Is it time to cut the cord and ditch cable?

In 2017, it seems like everyone is hooked on the latest original content from a streaming site, and more people are forgoing watching television week-to-week in favor of binge-watching the whole series over a weekend. These phenomena are only possible with the raise of streaming services, and thusly the desire to cease their cable subscription for more freedom. People all over the country are looking at their cable bills and asking “is it time for me to stop this?”

I would argue that: yes, it is time.

With cable, you probably have hundreds of channels you’ve never even been on. Looking at Xfinity’s channel list as an example, it’s hard to see how anyone has time to take advantage of this wealth of choice. If you watch only a few channels or shows, is it really worth paying for everything? Probably not. You can stream plenty of things on Netflix for around $10, rather than $60 for cable, and without commercial breaks. I wrote down all the shows and channels I watched, and realized I could access most of it for less cost. I urge you to do the same.

Are you streaming things already? This is an obvious one, but thinking back to the television shows or films you watched, (this is where the list is helpful) were they on cable or on a streaming service? If it’s the latter, then cutting the cord is right for you.

If you are watching a lot of television live and want to cut the cord, consider Hulu as the service allows you to watch last night’s television. So, if you avoid spoilers, you can watch The Bachelor after work on Monday commercial-free (if you buy Plus)! You’ll have to avoid the woman in your office who always spoils things, but for $11 a month, it absolutely worth it. This year, Hulu launched Hulu Live TV Online, so for $39 a month, you have access to some cable channels live.

Sling TV and Roku also allow you to have the experience of cable, but with a more à la carte option and the ability to quit at any time. Can you say “Best of Both Worlds?”

If you enjoy watching the Oscars or the presidential debates, or you’re a keen sports fan, then cable probably feels like the best bet.

For political events, they were live streamed on Twitter and Facebook in 2016. So if you’re worried about 2020 already, I’m sure they will be fine. For other live events that aren’t sports, like the Oscars or a reality TV show, the network may livestream from their site, or services like Sling TV will give you the option.

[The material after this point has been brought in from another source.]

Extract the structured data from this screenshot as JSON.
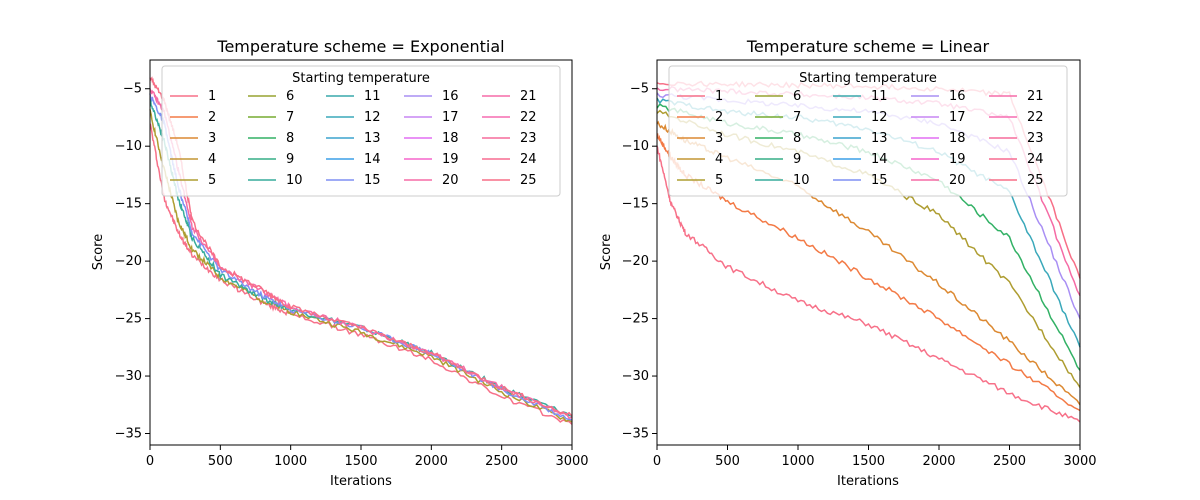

For many years, people kept cable in order to watch sports, but now there are multiple ways to watch. For instance, FuboTV boasts that you can watch MLB, NBA, and NHL Games for $34.99, and you can cancel at any time. If you opt for Sling TV, for $20, you’ll have access to twenty live channels, which includes three ESPN channels, so you’ll be able to access football, college football, baseball, basketball, and more.

Being able to choose what television you pay for is a dream come true, and many people favor cutting the cord to save money. I looked at FiOS by Verizon and Comcast’s Xfinity to see their internet-only packages, and depending on the area you live in, speeds of 150Mbps were $80 and $50, respectively. When adding television the price goes up to about $120 on Verizon. The streaming services are all under $20, so tailoring what’s best for your home would still see you under $120. Honestly, you’re probably paying for at least one service now, so why waste money on hundreds of channels you don’t need for $40 a month?

Overall, cutting the cord allows you to pick the media you have on demand, can save you money, and allows the freedom to drop a service if you feel you’re not using it to its fullest. So, what are you waiting for? Join us in the cord-free twenty-first century.